When users become involved, both protocol’s REQUEST/RESPONSE reversed; arp-scan (ARP) and ping (ICMP) can be used also with a different set of kernel APIs when ARP/ICMP traversing from userland to kernel network thru these tools, of course, all required root privilege.

That said, UDP/TCP/DDCP also all have their set of own APIs, one for userland applications to use and one for system daemons to use.

ICMP didn’t get migrated with UDP/TCP/DDCP/SCTP protocol over Unix evolution because there was “no” data payload in which to send over ICMP with. This is by original and current design. Sure, we can abuse it to delivery “data”, also within root mode.

So why can’t user do the same thing?

ICMP-REQUEST also requires broadcast mode over multiplex-type physical interfaces (Ethernet, 802.3 DIX, Token Ring, X.25, Frame Relay).
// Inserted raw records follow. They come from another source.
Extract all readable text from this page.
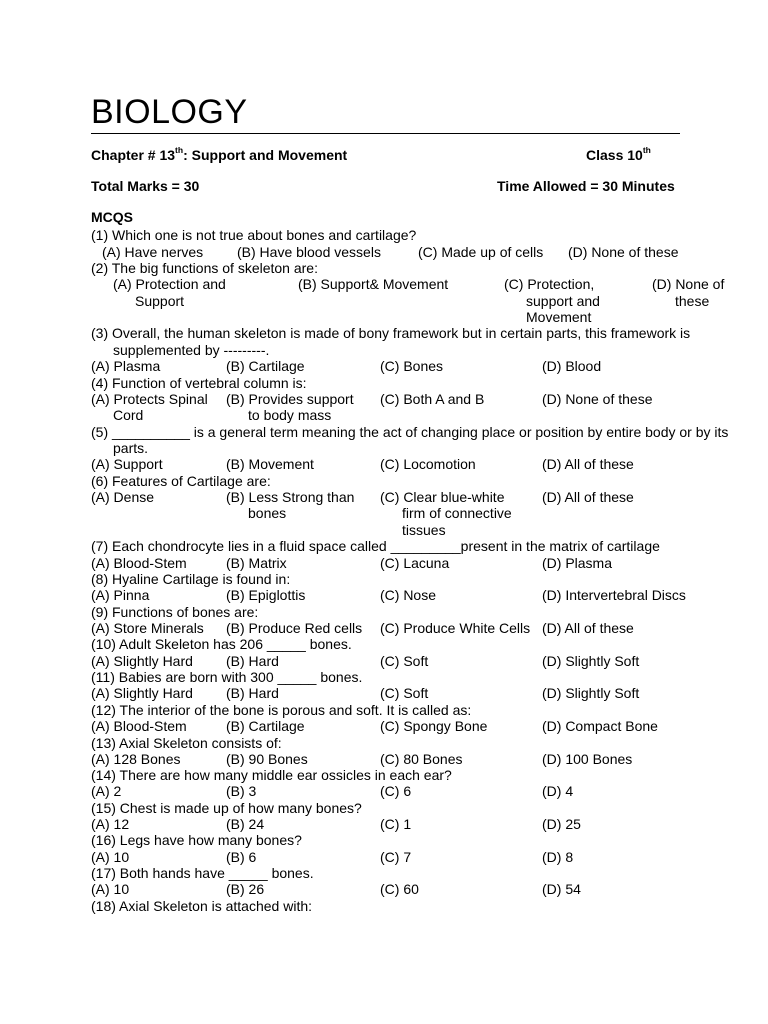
BIOLOGY
Chapter # 13th: Support and Movement	Class 10th
Total Marks = 30	Time Allowed = 30 Minutes
MCQS
(1) Which one is not true about bones and cartilage?
(A) Have nerves (B) Have blood vessels	(C) Made up of cells (D) None of these
(2) The big functions of skeleton are:
(A) Protection and
Support
(B) Support& Movement	(C) Protection,
support and
Movement
(D) None of
these
(3) Overall, the human skeleton is made of bony framework but in certain parts, this framework is
supplemented by ---------.
(A) Plasma	(B) Cartilage	(C) Bones	(D) Blood
(4) Function of vertebral column is:
(A) Protects Spinal
Cord
(B) Provides support
to body mass
(C) Both A and B	(D) None of these
(5) __________ is a general term meaning the act of changing place or position by entire body or by its
parts.
(A) Support	(B) Movement	(C) Locomotion	(D) All of these
(6) Features of Cartilage are:
(A) Dense	(B) Less Strong than
bones
(C) Clear blue-white
firm of connective
tissues
(D) All of these
(7) Each chondrocyte lies in a fluid space called _________present in the matrix of cartilage
(A) Blood-Stem	(B) Matrix	(C) Lacuna	(D) Plasma
(8) Hyaline Cartilage is found in:
(A) Pinna	(B) Epiglottis	(C) Nose	(D) Intervertebral Discs
(9) Functions of bones are:
(A) Store Minerals (B) Produce Red cells (C) Produce White Cells (D) All of these
(10) Adult Skeleton has 206 _____ bones.
(A) Slightly Hard (B) Hard	(C) Soft	(D) Slightly Soft
(11) Babies are born with 300 _____ bones.
(A) Slightly Hard (B) Hard	(C) Soft	(D) Slightly Soft
(12) The interior of the bone is porous and soft. It is called as:
(A) Blood-Stem	(B) Cartilage	(C) Spongy Bone	(D) Compact Bone
(13) Axial Skeleton consists of:
(A) 128 Bones	(B) 90 Bones	(C) 80 Bones	(D) 100 Bones
(14) There are how many middle ear ossicles in each ear?
(A) 2	(B) 3	(C) 6	(D) 4
(15) Chest is made up of how many bones?
(A) 12	(B) 24	(C) 1	(D) 25
(16) Legs have how many bones?
(A) 10	(B) 6	(C) 7	(D) 8
(17) Both hands have _____ bones.
(A) 10	(B) 26	(C) 60	(D) 54
(18) Axial Skeleton is attached with:
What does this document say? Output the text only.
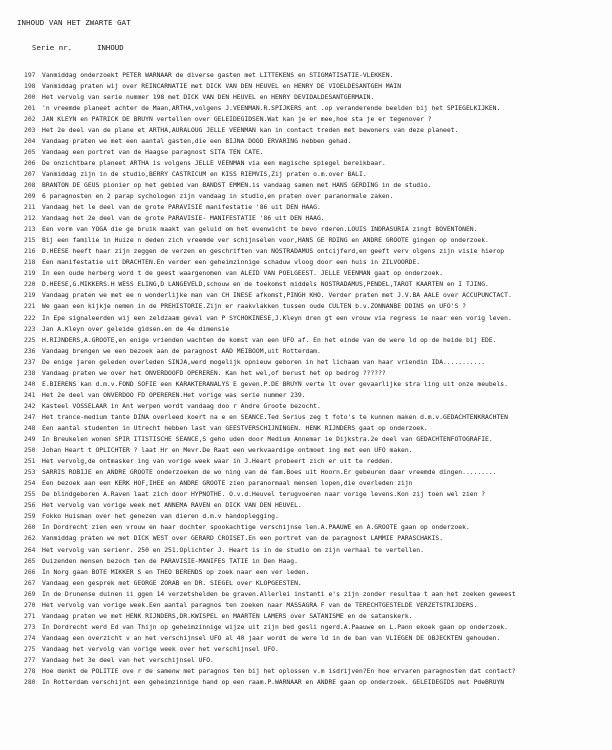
INHOUD VAN HET ZWARTE GAT
Serie nr.	INHOUD
197	Vanmiddag onderzoekt PETER WARNAAR de diverse gasten met LITTEKENS en STIGMATISATIE-VLEKKEN.
198	Vanmiddag praten wij over REINCARNATIE met DICK VAN DEN HEUVEL en HENRY DE VIOELDESANTGEH MAIN
200	Het vervolg van serie nummer 198 met DICK VAN DEN HEUVEL en HENRY DEVIDALDESANTGERMAIN.
201	'n vreemde planeet achter de Maan,ARTHA,volgens J.VEENMAN.R.SPIJKERS ant .op veranderende beelden bij het SPIEGELKIJKEN.
202	JAN KLEYN en PATRICK DE BRUYN vertellen over GELEIDEGIDSEN.Wat kan je er mee,hoe sta je er tegenover ?
203	Het 2e deel van de plane et ARTHA,AURALOUG JELLE VEENMAN kan in contact treden met bewoners van deze planeet.
204	Vandaag praten we met een aantal gasten,die een BIJNA DOOD ERVARING hebben gehad.
205	Vandaag een portret van de Haagse paragnost SITA TEN CATE.
206	De onzichtbare planeet ARTHA is volgens JELLE VEENMAN via een magische spiegel bereikbaar.
207	Vanmiddag zijn in de studio,BERRY CASTRICUM en KISS RIEMVIS,Zij praten o.m.over BALI.
208	BRANTON DE GEUS pionier op het gebied van BANDST EMMEN.is vandaag samen met HANS GERDING in de studio.
209	6 paragnosten en 2 parap sychologen zijn vandaag in studio,en praten over paranormale zaken.
211	Vandaag het le deel van de grote PARAVISIE manifestatie '86 uit DEN HAAG.
212	Vandaag het 2e deel van de grote PARAVISIE- MANIFESTATIE '86 uit DEN HAAG.
213	Een vorm van YOGA die ge bruik maakt van geluid om het evenwicht te bevo rderen.LOUIS INDRASURIA zingt BOVENTONEN.
215	Bij een familie in Huize n deden zich vreemde ver schijnselen voor,HANS GE RDING en ANDRE GROOTE gingen op onderzoek.
216	D.HEESE heeft haar zijn zeggen de verzen en geschriften van NOSTRADAMUS ontcijferd,en geeft verv olgens zijn visie hierop
218	Een manifestatie uit DRACHTEN.En verder een geheimzinnige schaduw vloog door een huis in ZILVOORDE.
219	In een oude herberg word t de geest waargenomen van ALEID VAN POELGEEST. JELLE VEENMAN gaat op onderzoek.
220	D.HEESE,G.MIKKERS.H WESS ELING,D LANGEVELD,schouw en de toekomst middels NOSTRADAMUS,PENDEL,TAROT KAARTEN en I TJING.
219	Vandaag praten we met ee n wonderlijke man van CH INESE afkomst,PINGH KHO. Verder praten met J.V.BA AALE over ACCUPUNCTACT.
221	We gaan een kijkje nemen in de PREHISTORIE.Zijn er raakvlakken tussen oude CULTEN b.v.ZONNANBE DDINS en UFO'S ?
222	In Epe signaleerden wij een zeldzaam geval van P SYCHOKINESE,J.Kleyn dren gt een vrouw via regress ie naar een vorig leven.
223	Jan A.Kleyn over geleide gidsen.en de 4e dimensie
225	H.RIJNDERS,A.GROOTE,en enige vrienden wachten de komst van een UFO af. En het einde van de were ld op de heide bij EDE.
236	Vandaag brengen we een bezoek aan de paragnost AAD MEIBOOM,uit Rotterdam.
237	De enige jaren geleden overleden SINJA,werd mogelijk opnieuw geboren in het lichaam van haar vriendin IDA...........
238	Vandaag praten we over het ONVERDOOFD OPEREREN. Kan het wel,of berust het op bedrog ??????
240	E.BIERENS kan d.m.v.FOND SOFIE een KARAKTERANALYS E geven.P.DE BRUYN verte lt over gevaarlijke stra ling uit onze meubels.
241	Het 2e deel van ONVERDOO FD OPEREREN.Het vorige was serie nummer 239.
242	Kasteel VOSSELAAR in Ant werpen wordt vandaag doo r Andre Groote bezocht.
247	Het trance-medium tante DINA overleed koert na e en SEANCE.Ted Serius zeg t foto's te kunnen maken d.m.v.GEDACHTENKRACHTEN
248	Een aantal studenten in Utrecht hebben last van GEESTVERSCHIJNINGEN. HENK RIJNDERS gaat op onderzoek.
249	In Breukelen wonen SPIR ITISTISCHE SEANCE,S geho uden door Medium Annemar ie Dijkstra.2e deel van GEDACHTENFOTOGRAFIE.
250	Johan Heart t OPLICHTER ? laat Hr en Mevr.De Raat een werkvaardige ontmoet ing met een UFO maken.
251	Het vervolg,de ontmasker ing van vorige week waar in J.Heart probeert zich er uit te redden.
253	SARRIS ROBIJE en ANDRE GROOTE onderzoeken de wo ning van de fam.Boes uit Hoorn.Er gebeuren daar vreemde dingen.........
254	Een bezoek aan een KERK HOF,IHEE en ANDRE GROOTE zien paranormaal mensen lopen,die overleden zijn
255	De blindgeboren A.Raven laat zich door HYPNOTHE. O.v.d.Heuvel terugvoeren naar vorige levens.Kon zij toen wel zien ?
256	Het vervolg van vorige week met ANNEMA RAVEN en DICK VAN DEN HEUVEL.
259	Fokko Huisman over het genezen van dieren d.m.v handoplegging.
260	In Dordrecht zien een vrouw en haar dochter spookachtige verschijnse len.A.PAAUWE en A.GROOTE gaan op onderzoek.
262	Vanmiddag praten we met DICK WEST over GERARD CROISET.En een portret van de paragnost LAMMIE PARASCHAKIS.
264	Het vervolg van serienr. 250 en 251.Oplichter J. Heart is in de studio om zijn verhaal te vertellen.
265	Duizenden mensen bezoch ten de PARAVISIE-MANIFES TATIE in Den Haag.
266	In Norg gaan BOTE MIKKER S en THEO BERENDS op zoek naar een ver leden.
267	Vandaag een gesprek met GEORGE ZORAB en DR. SIEGEL over KLOPGEESTEN.
269	In de Drunense duinen ii ggen 14 verzetshelden be graven.Allerlei instanti e's zijn zonder resultaa t aan het zoeken geweest
270	Het vervolg van vorige week.Een aantal paragnos ten zoeken naar MASSAGRA F van de TERECHTGESTELDE VERZETSTRIJDERS.
271	Vandaag praten we met HENK RIJNDERS,DR.KWISPEL en MAARTEN LAMERS over SATANISME en de satanskerk.
273	In Dordrecht werd Ed van Thijn op geheimzinnige wijze uit zijn bed gesli ngerd.A.Paauwe en L.Pann ekoek gaan op onderzoek.
274	Vandaag een overzicht v an het verschijnsel UFO al 40 jaar wordt de were ld in de ban van VLIEGEN DE OBJECKTEN gehouden.
275	Vandaag het vervolg van vorige week over het verschijnsel UFO.
277	Vandaag het 3e deel van het verschijnsel UFO.
278	Hoe denkt de POLITIE ove r de samenw met paragnos ten bij het oplossen v.m isdrijven?En hoe ervaren paragnosten dat contact?
280	In Rotterdam verschijnt een geheimzinnige hand op een raam.P.WARNAAR en ANDRE gaan op onderzoek. GELEIDEGIDS met PdeBRUYN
This is the secret sauce in getting all remote hosts to look, decide if they’re “it”, and selectively-respond accordingly thus making them look "alive".

However, broadcast mode is a common but easily abused into flooding the neighbor physical links as the early ARPA design demonstrated in 1978. Christmas Tree and Ping-of-Death are also results of broadcast-type abuse but they were not the first to abuse, just happens to be the largest and biggest denial of service kind. While PPTP is a rare exception by the virtue of its leveraging a simplex model over a multiplex-type link, a bastardization, if you will, but not enough to grant your precious user-privilege toward those same API that are providing dangerous multiplex-link-type transmit): PPtP also must run in root.

Is abuse of broadcast-mode the only reason to shield ICMP from direct non-privileged user access to thereof? No. End-users are typically not allowed to learn of its neighbors (hence, frequent disabling (chmod go-rwx /usr/bin/ping, blocking certain ARP-related /proc, and not installing arp-scan tools).

So, even if ICMP is apart from UDP, TCP, DDCP, SCTP, it must be further restricted to stay apart to ensure that:

• bridges are protected from flooding packet storms,
• route tables are shielded from corruptions, and
• nosy (but literal residential) neighbors are kept apart.